Invasive ants are nothing new in the United States. Argentine and black ants arrived more than a hundred years ago, only to be displaced by fire ants in the 1930s. Since the early 2000s, though, crazy ants, utilizing a novel application of chemical warfare, have rapidly expanded their range and are now displacing their stinging cousins. Scientists have been concerned that they may be unstoppable.

But eight years ago, while studying crazy ants in Florida, ecologists Edward LeBrun and Rob Plowes discovered a vulnerability. Mysteriously, some of the ants were carrying a previously unknown species of pathogenic fungus in their abdomens. Later, they encountered the same fungus in tawny crazy ants in Texas. After years of study, Lebrun, Plowes, Lawrence Gilbert of Brackenridge, and Melissa Jones, formerly of the Texas Parks and Wildlife Department, found that 62 percent of colonies that harbored the fungus eventually disappeared entirely. 

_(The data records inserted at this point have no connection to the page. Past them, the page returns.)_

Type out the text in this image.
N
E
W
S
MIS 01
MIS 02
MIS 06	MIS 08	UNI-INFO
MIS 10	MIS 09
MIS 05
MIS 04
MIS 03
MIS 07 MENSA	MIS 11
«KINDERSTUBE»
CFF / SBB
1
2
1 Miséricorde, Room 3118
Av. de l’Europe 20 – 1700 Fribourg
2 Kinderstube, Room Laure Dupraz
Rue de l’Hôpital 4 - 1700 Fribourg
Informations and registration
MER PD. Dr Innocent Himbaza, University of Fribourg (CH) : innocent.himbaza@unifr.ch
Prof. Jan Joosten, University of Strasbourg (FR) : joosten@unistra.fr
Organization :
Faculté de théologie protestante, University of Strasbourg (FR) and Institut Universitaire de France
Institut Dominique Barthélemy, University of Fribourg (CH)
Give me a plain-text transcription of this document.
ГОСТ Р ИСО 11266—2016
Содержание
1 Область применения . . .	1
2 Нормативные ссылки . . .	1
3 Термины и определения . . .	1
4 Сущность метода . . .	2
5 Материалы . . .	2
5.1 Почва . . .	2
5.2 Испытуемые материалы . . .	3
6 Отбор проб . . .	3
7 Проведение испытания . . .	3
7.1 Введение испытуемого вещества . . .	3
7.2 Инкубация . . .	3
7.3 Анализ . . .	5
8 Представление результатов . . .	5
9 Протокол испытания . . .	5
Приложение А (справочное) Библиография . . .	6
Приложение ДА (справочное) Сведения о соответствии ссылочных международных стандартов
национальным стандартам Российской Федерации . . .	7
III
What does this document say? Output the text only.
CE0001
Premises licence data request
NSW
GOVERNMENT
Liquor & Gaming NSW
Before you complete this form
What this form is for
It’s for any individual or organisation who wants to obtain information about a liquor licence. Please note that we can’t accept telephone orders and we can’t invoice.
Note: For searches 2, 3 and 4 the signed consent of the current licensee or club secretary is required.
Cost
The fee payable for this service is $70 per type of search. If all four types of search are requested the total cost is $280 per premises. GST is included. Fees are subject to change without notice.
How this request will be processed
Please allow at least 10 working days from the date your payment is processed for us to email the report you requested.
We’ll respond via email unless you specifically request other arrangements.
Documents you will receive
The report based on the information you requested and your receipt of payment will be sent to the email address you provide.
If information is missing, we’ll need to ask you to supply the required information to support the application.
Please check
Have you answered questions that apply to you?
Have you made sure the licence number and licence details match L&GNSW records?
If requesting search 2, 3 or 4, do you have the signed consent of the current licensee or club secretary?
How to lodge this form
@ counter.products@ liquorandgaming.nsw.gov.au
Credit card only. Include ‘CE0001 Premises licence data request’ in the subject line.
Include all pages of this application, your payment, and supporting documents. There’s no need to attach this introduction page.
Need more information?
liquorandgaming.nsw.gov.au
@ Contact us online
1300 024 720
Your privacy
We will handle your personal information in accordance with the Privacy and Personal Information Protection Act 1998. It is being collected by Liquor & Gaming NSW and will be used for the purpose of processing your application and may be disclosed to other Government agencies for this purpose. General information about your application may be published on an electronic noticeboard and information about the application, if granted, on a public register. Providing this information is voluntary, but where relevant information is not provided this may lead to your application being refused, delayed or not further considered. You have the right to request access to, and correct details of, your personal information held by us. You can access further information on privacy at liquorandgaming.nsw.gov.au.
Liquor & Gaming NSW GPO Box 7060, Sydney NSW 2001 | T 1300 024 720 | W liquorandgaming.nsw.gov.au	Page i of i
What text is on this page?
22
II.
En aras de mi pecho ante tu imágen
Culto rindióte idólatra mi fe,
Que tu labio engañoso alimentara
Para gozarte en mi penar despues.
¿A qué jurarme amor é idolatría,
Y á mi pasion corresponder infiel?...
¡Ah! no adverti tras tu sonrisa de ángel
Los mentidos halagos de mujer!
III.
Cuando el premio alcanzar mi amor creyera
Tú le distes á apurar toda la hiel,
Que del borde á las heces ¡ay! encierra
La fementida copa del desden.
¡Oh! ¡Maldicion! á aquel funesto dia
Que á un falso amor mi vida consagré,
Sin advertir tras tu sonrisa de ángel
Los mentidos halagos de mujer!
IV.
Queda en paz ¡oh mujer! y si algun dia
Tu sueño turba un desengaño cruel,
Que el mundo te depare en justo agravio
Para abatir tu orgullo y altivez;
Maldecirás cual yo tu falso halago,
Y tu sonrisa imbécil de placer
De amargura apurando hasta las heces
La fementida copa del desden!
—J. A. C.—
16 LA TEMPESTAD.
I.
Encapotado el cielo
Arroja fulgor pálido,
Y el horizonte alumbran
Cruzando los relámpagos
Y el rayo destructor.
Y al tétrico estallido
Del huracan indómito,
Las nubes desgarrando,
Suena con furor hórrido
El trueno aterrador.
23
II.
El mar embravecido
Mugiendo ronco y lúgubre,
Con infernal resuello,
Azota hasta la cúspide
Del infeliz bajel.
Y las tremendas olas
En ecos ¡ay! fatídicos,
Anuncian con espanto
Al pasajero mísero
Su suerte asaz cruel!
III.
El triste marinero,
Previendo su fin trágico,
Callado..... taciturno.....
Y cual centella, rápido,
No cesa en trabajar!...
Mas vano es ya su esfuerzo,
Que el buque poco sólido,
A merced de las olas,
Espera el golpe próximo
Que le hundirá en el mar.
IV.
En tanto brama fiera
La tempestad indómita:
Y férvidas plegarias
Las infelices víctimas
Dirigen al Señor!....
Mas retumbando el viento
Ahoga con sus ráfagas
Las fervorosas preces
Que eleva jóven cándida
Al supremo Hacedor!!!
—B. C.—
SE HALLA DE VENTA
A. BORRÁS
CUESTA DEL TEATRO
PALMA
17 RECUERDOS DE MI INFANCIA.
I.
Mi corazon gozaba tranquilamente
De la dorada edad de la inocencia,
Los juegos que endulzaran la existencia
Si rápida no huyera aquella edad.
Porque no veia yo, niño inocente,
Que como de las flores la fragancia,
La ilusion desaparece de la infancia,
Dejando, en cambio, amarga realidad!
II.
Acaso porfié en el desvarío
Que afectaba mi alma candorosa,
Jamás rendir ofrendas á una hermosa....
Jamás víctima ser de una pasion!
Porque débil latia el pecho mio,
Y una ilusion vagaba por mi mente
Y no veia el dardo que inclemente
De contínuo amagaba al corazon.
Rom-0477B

“You don’t expect a pathogen to lead to the extinction of a population,” Lebrun told UTNews. “An infected population normally goes through boom-and-bust cycles as the frequency of infection waxes and wanes.” But that wasn’t the only surprise. Lebrun and his team also discovered that the fungus did not seem to harm other ants or arthropods. 

In 2016, when a super colony of tawny crazy ants swarmed the Estero Llano Grande State Park in Weslaco, Lebrun got a call. “They had a crazy ant infestation, and it was apocalyptic—rivers of ants going up and down every tree,” LeBrun said. “I wasn’t really ready to start this as an experimental process, but it’s like, OK, let’s just give it a go.” Lebrun and his team planted fungus-infected ants in the colony and, today, the crazy ants have been eradicated from the park and native species are returning. After another successful eradication in Austin, the team plans to test their method this spring in other infested sites in Texas.

So, don’t worry, Texans. If a villainous horde of foreign arthropods is tormenting a neighborhood near you, there is an intrepid team of scientists—and a fungus—ready to defend you.

Lebrun and the team describe their work in a new study published in the journal, Proceedings of the National Academy of Sciences.